Eterm --trans -g 75x25 -f white -F '-*-lucidatypewriter-medium-r-normal-sans-16-*-*-*-*-*-*-*' -O --tint=#ffffff --shade 0 --borderless --scrollbar-popup --scrollbar-floating --scrollbar no --double-buffer -a "toggles buttonbar false"

if you have terminus fonts installed, it looks much nicer:

Eterm --trans -g 75x25 -f white -F '-*-terminus-*-*-*-*-20-*-*-*-*-*-*-*' -O --tint=#ffffff --shade 0 --borderless --scrollbar-popup --scrollbar-floating --scrollbar no --double-buffer -a "toggles buttonbar false"

hth. Smile


Thanks a lot for the article!
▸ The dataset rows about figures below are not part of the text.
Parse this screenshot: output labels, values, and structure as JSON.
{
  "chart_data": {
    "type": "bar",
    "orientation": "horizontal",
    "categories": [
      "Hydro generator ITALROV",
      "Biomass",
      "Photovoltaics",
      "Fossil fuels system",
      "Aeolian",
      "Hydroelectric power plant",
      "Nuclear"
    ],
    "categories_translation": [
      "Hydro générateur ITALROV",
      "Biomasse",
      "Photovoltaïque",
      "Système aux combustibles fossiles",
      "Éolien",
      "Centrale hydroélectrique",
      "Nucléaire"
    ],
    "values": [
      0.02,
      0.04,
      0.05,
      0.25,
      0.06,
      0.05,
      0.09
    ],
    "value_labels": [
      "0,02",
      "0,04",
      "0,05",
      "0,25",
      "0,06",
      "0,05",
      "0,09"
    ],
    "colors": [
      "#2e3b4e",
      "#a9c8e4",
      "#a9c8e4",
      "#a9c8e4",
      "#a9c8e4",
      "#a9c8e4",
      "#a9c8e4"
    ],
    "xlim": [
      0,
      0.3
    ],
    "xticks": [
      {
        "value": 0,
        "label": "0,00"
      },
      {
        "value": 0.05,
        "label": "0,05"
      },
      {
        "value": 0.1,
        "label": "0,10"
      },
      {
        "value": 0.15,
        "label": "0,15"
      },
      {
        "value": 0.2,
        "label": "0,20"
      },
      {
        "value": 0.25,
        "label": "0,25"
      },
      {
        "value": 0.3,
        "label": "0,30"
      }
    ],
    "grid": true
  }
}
I have been using KDE up until now (new to linux though) and was looking for a good distro to use Fluxbox on. Just wondering if you have any recommendations? (would prefer to do a painless installation (no compiling please Smile)

Anyways, thanks again, great article.


re: fluxbox distro

A lot of them have it or have it in their repository. There aren't a lot out there that just have or specialize in the fluxbox desktop, except maybe Fluxbuntu Linux. Fluxbox runs well on about anything.
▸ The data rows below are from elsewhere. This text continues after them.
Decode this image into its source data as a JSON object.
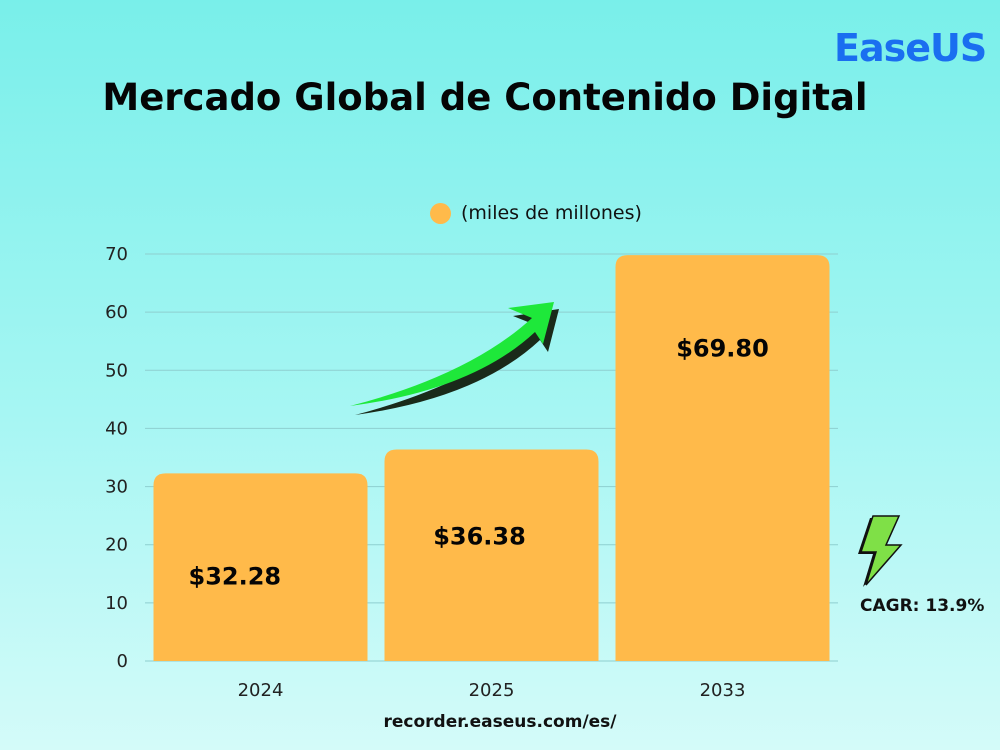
{
  "brand": {
    "logo_text": "EaseUS"
  },
  "footer": {
    "url": "recorder.easeus.com/es/"
  },
  "annotation": {
    "cagr_text": "CAGR: 13.9%",
    "icon": "lightning-bolt-icon",
    "trend_icon": "upward-arrow-icon"
  },
  "colors": {
    "bar": "#ffba4a",
    "arrow": "#1ee83a",
    "logo": "#1a6ef0",
    "bolt": "#7fe047"
  },
  "chart_data": {
    "type": "bar",
    "title": "Mercado Global de Contenido Digital",
    "legend": "(miles de millones)",
    "categories": [
      "2024",
      "2025",
      "2033"
    ],
    "values": [
      32.28,
      36.38,
      69.8
    ],
    "data_labels": [
      "$32.28",
      "$36.38",
      "$69.80"
    ],
    "yticks": [
      "0",
      "10",
      "20",
      "30",
      "40",
      "50",
      "60",
      "70"
    ],
    "ylim": [
      0,
      70
    ],
    "grid": true,
    "legend_position": "top-center"
  }
}
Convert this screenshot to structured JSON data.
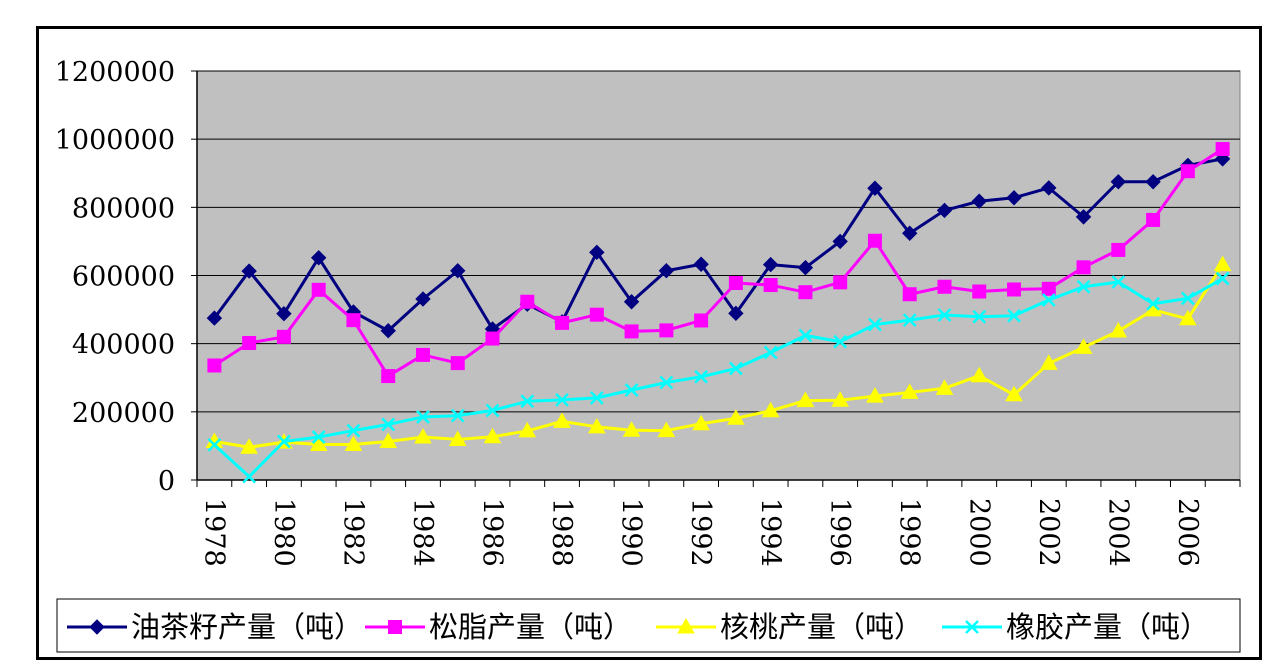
{
  "chart_data": {
    "type": "line",
    "x": [
      1978,
      1979,
      1980,
      1981,
      1982,
      1983,
      1984,
      1985,
      1986,
      1987,
      1988,
      1989,
      1990,
      1991,
      1992,
      1993,
      1994,
      1995,
      1996,
      1997,
      1998,
      1999,
      2000,
      2001,
      2002,
      2003,
      2004,
      2005,
      2006,
      2007
    ],
    "x_tick_labels": [
      "1978",
      "1980",
      "1982",
      "1984",
      "1986",
      "1988",
      "1990",
      "1992",
      "1994",
      "1996",
      "1998",
      "2000",
      "2002",
      "2004",
      "2006"
    ],
    "y_tick_labels": [
      "0",
      "200000",
      "400000",
      "600000",
      "800000",
      "1000000",
      "1200000"
    ],
    "ylim": [
      0,
      1200000
    ],
    "grid": "horizontal",
    "legend_position": "bottom",
    "plot_background": "#c0c0c0",
    "series": [
      {
        "name": "油茶籽产量（吨）",
        "color": "#000080",
        "marker": "diamond",
        "values": [
          475000,
          613000,
          488000,
          652000,
          493000,
          438000,
          531000,
          614000,
          443000,
          516000,
          464000,
          668000,
          523000,
          614000,
          633000,
          489000,
          632000,
          623000,
          700000,
          856000,
          724000,
          791000,
          818000,
          828000,
          857000,
          772000,
          875000,
          875000,
          923000,
          942000
        ]
      },
      {
        "name": "松脂产量（吨）",
        "color": "#ff00ff",
        "marker": "square",
        "values": [
          336000,
          402000,
          420000,
          558000,
          469000,
          305000,
          367000,
          343000,
          415000,
          523000,
          461000,
          485000,
          436000,
          439000,
          468000,
          578000,
          572000,
          551000,
          580000,
          702000,
          545000,
          567000,
          553000,
          559000,
          561000,
          624000,
          675000,
          763000,
          906000,
          971000
        ]
      },
      {
        "name": "核桃产量（吨）",
        "color": "#ffff00",
        "marker": "triangle",
        "values": [
          113000,
          96000,
          111000,
          104000,
          104000,
          113000,
          126000,
          119000,
          127000,
          144000,
          172000,
          156000,
          146000,
          145000,
          165000,
          181000,
          203000,
          233000,
          234000,
          246000,
          257000,
          269000,
          306000,
          250000,
          342000,
          389000,
          437000,
          499000,
          473000,
          632000
        ]
      },
      {
        "name": "橡胶产量（吨）",
        "color": "#00ffff",
        "marker": "x",
        "values": [
          103000,
          10000,
          113000,
          126000,
          145000,
          163000,
          185000,
          189000,
          204000,
          231000,
          235000,
          241000,
          264000,
          286000,
          303000,
          327000,
          374000,
          424000,
          406000,
          456000,
          469000,
          484000,
          479000,
          482000,
          528000,
          567000,
          581000,
          517000,
          533000,
          591000
        ]
      }
    ]
  }
}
What are you currently running?


At the moment I have been trying out some different distros. Ubuntu, Debian, Slackware, Gentoo, PCLOS etc. (but have had little time with each of them) but mostly with KDE or Gnome. I am going to try out Sabayon today with seems to have Fluxbox as an option for default on installation.


Any d/l link for that icon set?

I've been looking all over for it and can't find a tarball or other archive. The old links to it on no longer seem to work. It's a very nice icon set!

re: icons?

I got 'em Here, it should be all of 'em. Only thing is, I don't think there is a theme file for kde or anything. If I recall, it's just the icons.

Thanks very much!

And there's more added to the Gentoo collection, by Wolvix, on his site, as well as user-contributed ones in this Gentoo Forum thread.

And to anyone interested in Fluxbox, you might want to check out Damn Small Linux and its slightly bigger brother, Damn Small Linux Not, both tiny (50 - 100 MB) Debian-based live CDs whose main UI is Fluxbox. A good way to look at working configuration files.